Today the Commission published its proposal setting out catch limits for fish stocks in the Atlantic and the North Sea. Based on this proposal, EU fisheries ministers will set the final catch limits at the Council on 15-16 December, to apply as of 1 January 2021.
For 2021, the European Commission presents a proposal with 23 Total Allowable Catches (TACs). Following scientific advice, the Commission proposes for 13 stocks to decrease the fishing quota, while increasing it for horse mackerel in the Iberian waters and sole in Kattegat by 5% and 12% respectively. The fishing opportunities, or Total Allowable Catches (TACs), are quotas set for most of Europe’s commercial fish stocks in order to keep them in a healthy status or help them return to it, while guaranteeing the wellbeing of fishermen and women. Under the Common Fisheries Policy (CFP), the EU Member States are legally bound to manage fish stocks at sustainable levels.
Virginijus Sinkevičius, Commissioner for Environment, Oceans and Fisheries, said: “Today’s proposal shows our commitment to preserving biodiversity at sea, which is the basis for our coastal communities to thrive. Scientists are telling us to set lower catch limits for many of our stocks, and we are following this advice. Setting responsible catch limits will keep our ecosystems healthy and our fishing sector profitable, even in the face of short-term cuts. This is our guiding principle also in negotiations with our international partners.”
Further details of the proposal
Four TACs are delegated to a Member State, and four do not follow the calendar year (e.g. anchovy, sprat) and are already set until June 2021 or await scientific advice next year.
The Commission also proposes to continue existing safeguard measures to ensure that the amount of cod in Kattegat recovers to safe levels. Following the advice received by the International Council for the Exploration of the Sea (ICES) that no targeted fishery should take place for this stock, the Commission will set a fishing quota for by-catches only. Fishers in the area must use selective gears that reduce or avoid cod by-catches, or electronic monitoring to prevent illegal discards.

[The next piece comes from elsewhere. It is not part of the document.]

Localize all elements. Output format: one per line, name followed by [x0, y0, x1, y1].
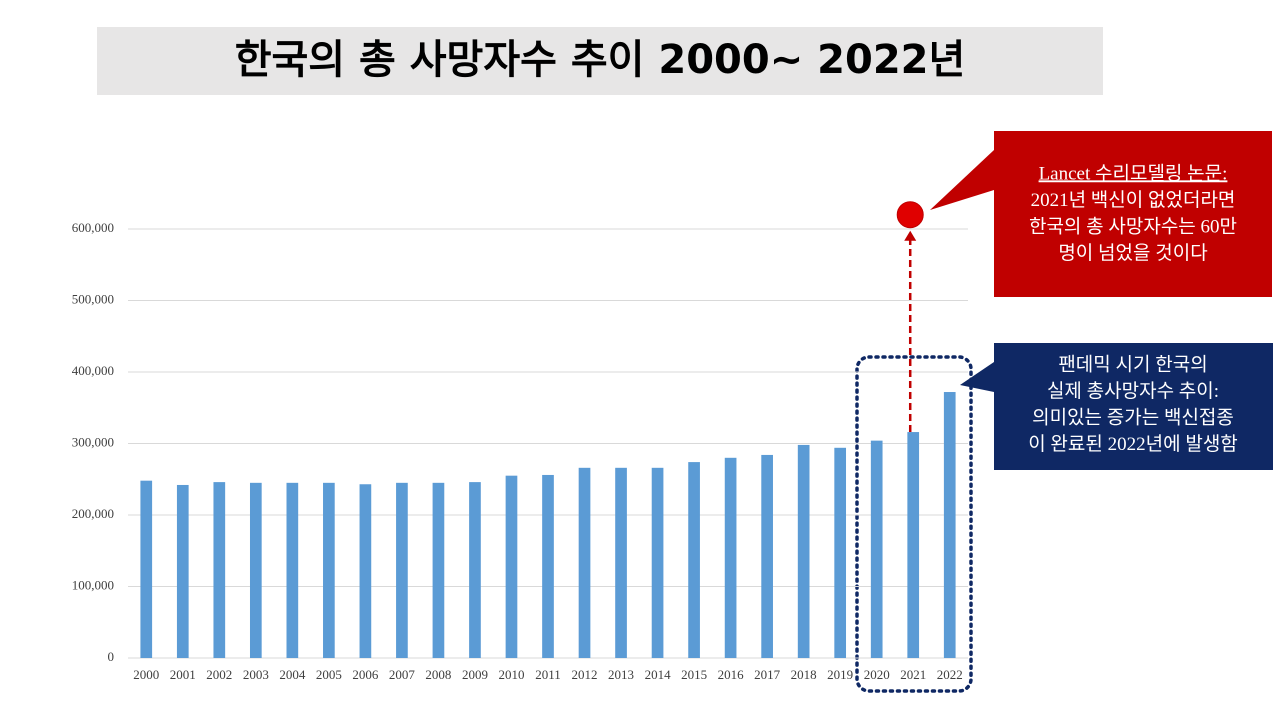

Today’s proposal also covers the Total Allowable Catches that will be decided in cooperation with non-EU countries, such as the United Kingdom and Norway, or through Regional Fisheries Management Organisations (RFMOs). International consultations for many of these stocks are still ongoing, as are the negotiations of the future EU-UK partnership, including on fisheries, and therefore the respective TACs are put as pro memoria awaiting the outcome of negotiations.
Sustainable fishing has made substantial progress in the EU. In 2020, 62 out of 78 TACs are set at a level that allows a healthy future for the fish stocks’ biomass, while taking into account socio-economic factors (“maximum sustainable yield” (MSY), compared to only 5 out of 35 in 2009. Despite reduced fishing activity during the first months of the coronavirus pandemic, preliminary results show that the sector remains profitable, with estimated gross profits expected to reach 1.5 billion EUR in 2020.
The Commission proposal bases itself on scientific advice from the International Council for the Exploration of the Sea (ICES). For stocks with a full scientific assessment, the Commission is proposing fishing levels in line with maximum sustainable yield (MSY). For stocks where less data is available, the Commission bases itself on the ICES’ precautionary advice. In cases where the International Council for the Exploration of the Sea advises no catches, the Commission either proposes a small fishing quota for a scientific fishery to ensure continued data collection, or limits the fishing to by-catches. In line with the provisions of the Common Fisheries Policy and the applicable multiannual management plans, this helps to avoid “choke” situations so that fishermen and women can continue targeting the healthy stocks.